Wzięcie TenZa na stand-ina okazało się genialnym pomysłem. W momencie wyboru Kanadyjczyka Sentinels nie mieli zbyt dużego wyboru, a także czasu – ówczesny gracz organizacji, czyli Jay „Sinatraa” Won kilka dni przed VCT: Masters został oskarżony o molestowanie. Zawodnik został zawieszony przez Riot Games, a drużyna musiała gorączkowo szukać zastępstwa, trzymając się wytycznych od organizatorów. Wybór padł na TenZa, który przebywał na „emeryturze”, po tym jak zawiesił swoją karierę esportowca w Cloud9. Brak rytmu meczowego nie przeszkodził jednak Tysonowi, by z miejsca dopasować się do drużyny i wygrać z nią cały turniej.

TenZ podczas Masters udowodnił, że nadal posiada ogromny talent i jest najprawdopodobniej najlepszym graczem Jett na świecie. Kanadyjczyk idealnie zgrał się z Sentinels, które już przed jego dołączeniem byli najlepszą ekipą w Ameryce Północnej. Po przybyciu Ngo pozycja organizacji na amerykańskiej scenie została jeszcze bardziej wzmocniona.

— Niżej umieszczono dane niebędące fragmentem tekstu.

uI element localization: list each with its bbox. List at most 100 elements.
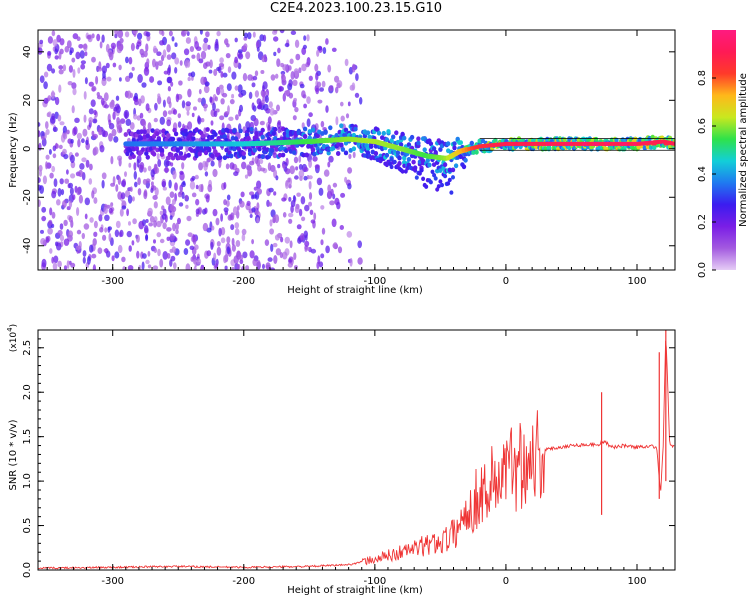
noise-speckle [150, 188, 154, 193]
noise-speckle [260, 120, 266, 126]
noise-speckle [223, 255, 227, 264]
noise-speckle [81, 157, 87, 163]
noise-speckle [239, 200, 245, 208]
ridge-peak [576, 142, 583, 146]
spectral-cell [170, 155, 176, 161]
noise-speckle [153, 247, 158, 253]
noise-speckle [83, 114, 87, 123]
noise-speckle [131, 240, 135, 246]
noise-speckle [60, 189, 65, 196]
noise-speckle [127, 194, 133, 204]
noise-speckle [172, 170, 177, 180]
noise-speckle [63, 238, 70, 246]
noise-speckle [76, 36, 81, 41]
noise-speckle [288, 218, 293, 224]
noise-speckle [51, 90, 55, 99]
noise-speckle [270, 243, 274, 252]
noise-speckle [308, 75, 313, 82]
noise-speckle [298, 155, 302, 163]
noise-speckle [126, 208, 129, 217]
spectral-cell [427, 162, 432, 168]
noise-speckle [217, 66, 222, 74]
noise-speckle [304, 204, 310, 212]
spectral-cell [145, 133, 150, 139]
noise-speckle [273, 255, 278, 264]
noise-speckle [54, 96, 60, 106]
noise-speckle [351, 63, 356, 73]
noise-speckle [327, 184, 332, 193]
noise-speckle [177, 217, 181, 225]
noise-speckle [104, 104, 109, 109]
noise-speckle [69, 50, 73, 56]
noise-speckle [52, 145, 57, 152]
noise-speckle [152, 265, 159, 270]
noise-speckle [315, 72, 319, 81]
noise-speckle [357, 240, 363, 249]
noise-speckle [211, 225, 215, 231]
noise-speckle [220, 213, 224, 222]
noise-speckle [202, 103, 208, 109]
noise-speckle [156, 51, 162, 56]
noise-speckle [294, 39, 300, 48]
noise-speckle [340, 192, 346, 198]
noise-speckle [164, 166, 169, 174]
noise-speckle [68, 215, 73, 223]
noise-speckle [159, 258, 164, 268]
noise-speckle [119, 37, 124, 44]
y-tick-label: -20 [22, 189, 33, 205]
spectral-cell [458, 140, 463, 146]
spectral-cell [432, 173, 437, 178]
noise-speckle [153, 117, 158, 123]
noise-speckle [314, 164, 320, 169]
noise-speckle [121, 256, 126, 263]
noise-speckle [107, 226, 113, 231]
noise-speckle [312, 156, 318, 162]
noise-speckle [241, 161, 247, 170]
ridge-peak [551, 142, 558, 146]
noise-speckle [300, 196, 306, 205]
snr-multiplier-close: ) [9, 324, 19, 328]
ridge-peak [651, 142, 658, 146]
noise-speckle [85, 139, 89, 146]
noise-speckle [236, 205, 240, 211]
noise-speckle [168, 179, 172, 189]
noise-speckle [83, 223, 90, 230]
colorbar-axis: 0.0 0.2 0.4 0.6 0.8 [697, 70, 716, 278]
noise-speckle [71, 57, 76, 63]
spectral-cell [433, 176, 438, 181]
noise-speckle [282, 251, 288, 260]
noise-speckle [226, 236, 231, 244]
noise-speckle [320, 239, 324, 246]
noise-speckle [168, 30, 173, 37]
noise-speckle [298, 67, 302, 74]
noise-speckle [128, 56, 133, 65]
noise-speckle [259, 158, 264, 165]
noise-speckle [288, 212, 294, 218]
noise-speckle [45, 161, 48, 170]
noise-speckle [47, 227, 53, 235]
noise-speckle [112, 176, 116, 185]
noise-speckle [192, 259, 197, 264]
noise-speckle [335, 116, 339, 126]
noise-speckle [337, 246, 343, 254]
noise-speckle [199, 30, 203, 35]
x-tick-label: -300 [101, 276, 124, 287]
noise-speckle [40, 229, 44, 234]
noise-speckle [114, 251, 120, 259]
noise-speckle [189, 245, 195, 250]
noise-speckle [76, 132, 82, 140]
noise-speckle [202, 222, 209, 232]
noise-speckle [252, 75, 258, 81]
noise-speckle [40, 135, 46, 141]
noise-speckle [105, 62, 110, 69]
noise-speckle [174, 237, 178, 242]
spectral-cell [406, 157, 412, 162]
noise-speckle [38, 177, 41, 184]
noise-speckle [132, 30, 138, 35]
noise-speckle [101, 179, 105, 189]
noise-speckle [237, 49, 243, 54]
noise-speckle [357, 257, 363, 265]
spectral-cell [140, 147, 146, 153]
ridge-peak [663, 142, 670, 146]
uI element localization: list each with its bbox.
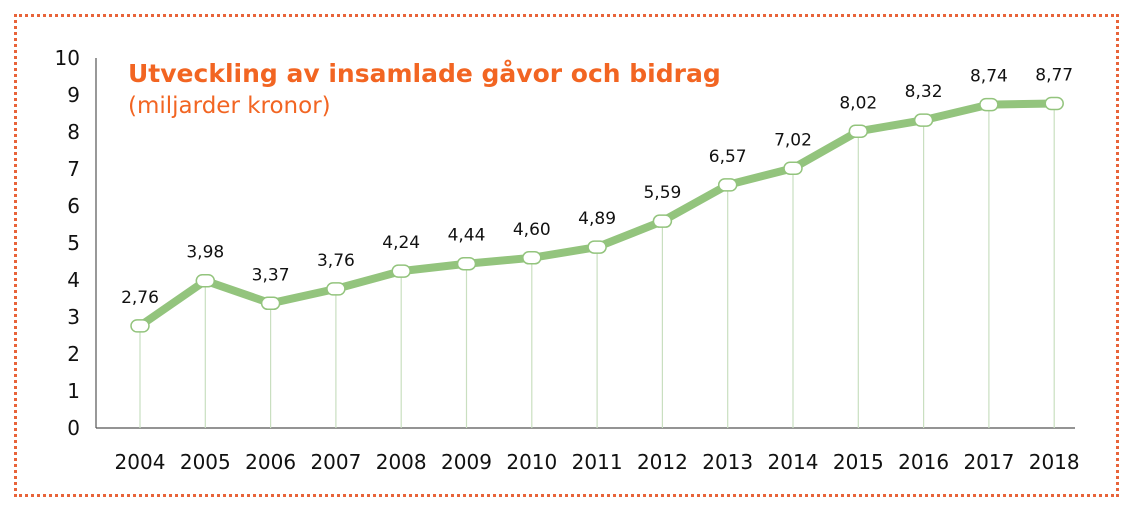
x-tick-label: 2010 (506, 450, 557, 474)
x-tick-label: 2013 (702, 450, 753, 474)
y-tick-label: 10 (55, 46, 80, 70)
y-tick-labels: 0 1 2 3 4 5 6 7 8 9 10 (55, 46, 80, 440)
data-point (848, 124, 869, 139)
data-point (783, 161, 803, 176)
data-point (391, 264, 411, 278)
x-tick-label: 2014 (768, 450, 819, 474)
y-tick-label: 0 (67, 416, 80, 440)
data-point (587, 240, 607, 254)
data-point (717, 178, 738, 192)
data-label: 3,76 (317, 251, 355, 271)
x-tick-label: 2004 (115, 450, 166, 474)
chart-subtitle: (miljarder kronor) (128, 93, 331, 119)
data-point (1044, 96, 1064, 111)
data-label: 4,60 (513, 220, 551, 240)
data-point (913, 113, 934, 127)
title-block: Utveckling av insamlade gåvor och bidrag… (128, 58, 721, 122)
data-labels: 2,76 3,98 3,37 3,76 4,24 4,44 4,60 4,89 5,59 6,57… (121, 66, 1073, 308)
x-tick-label: 2007 (310, 450, 361, 474)
y-tick-label: 6 (67, 194, 80, 218)
data-point (326, 282, 346, 296)
y-tick-label: 3 (67, 305, 80, 329)
data-label: 7,02 (774, 130, 812, 150)
data-point (979, 97, 999, 112)
data-label: 8,77 (1035, 66, 1073, 86)
data-point (260, 296, 281, 311)
x-tick-label: 2008 (376, 450, 427, 474)
data-label: 5,59 (643, 183, 681, 203)
x-tick-label: 2006 (245, 450, 296, 474)
y-tick-label: 1 (67, 379, 80, 403)
x-tick-label: 2018 (1029, 450, 1080, 474)
y-tick-label: 9 (67, 83, 80, 107)
y-tick-label: 2 (67, 342, 80, 366)
axes (95, 58, 1075, 429)
data-label: 8,32 (905, 82, 943, 102)
data-label: 6,57 (709, 147, 747, 167)
x-tick-labels: 2004 2005 2006 2007 2008 2009 2010 2011 2012 2013… (115, 450, 1080, 474)
x-tick-label: 2005 (180, 450, 231, 474)
x-tick-label: 2012 (637, 450, 688, 474)
data-points (130, 96, 1064, 333)
y-tick-label: 7 (67, 157, 80, 181)
y-tick-label: 8 (67, 120, 80, 144)
y-tick-label: 4 (67, 268, 80, 292)
data-point (652, 214, 673, 228)
x-tick-label: 2015 (833, 450, 884, 474)
data-label: 2,76 (121, 288, 159, 308)
data-point (195, 273, 216, 288)
data-point (130, 319, 150, 333)
data-label: 8,02 (839, 93, 877, 113)
chart-title: Utveckling av insamlade gåvor och bidrag (128, 59, 721, 88)
data-point (456, 256, 477, 271)
data-label: 4,44 (448, 226, 486, 246)
chart-frame (14, 14, 1119, 497)
x-tick-label: 2016 (898, 450, 949, 474)
drop-lines (139, 103, 1055, 428)
x-tick-label: 2009 (441, 450, 492, 474)
data-label: 8,74 (970, 67, 1008, 87)
x-tick-label: 2011 (572, 450, 623, 474)
data-label: 3,98 (186, 243, 224, 263)
data-label: 4,89 (578, 209, 616, 229)
data-point (522, 251, 542, 265)
y-tick-label: 5 (67, 231, 80, 255)
x-tick-label: 2017 (963, 450, 1014, 474)
data-label: 4,24 (382, 233, 420, 253)
data-label: 3,37 (252, 265, 290, 285)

Sentinels obecnie mają negocjować z Cloud9 warunki przedłużenia wypożyczenia – takie informacje podał portal Daily Esports. Ponadto organizacja miałaby zawartą opcję wykupu gracza. Problemem jest rzekoma ogromna kwota buyoutu TenZa. Niektóre źródła szacują, że jest to 2 miliony dolarów – taką cenę podał Tyler Erzberger. Inne źródło zaś podało, że może być to nawet 5 milionów dolarów, ta informacja jednak została zdementowana przez Jacka Etienne'a – CEO Cloud9.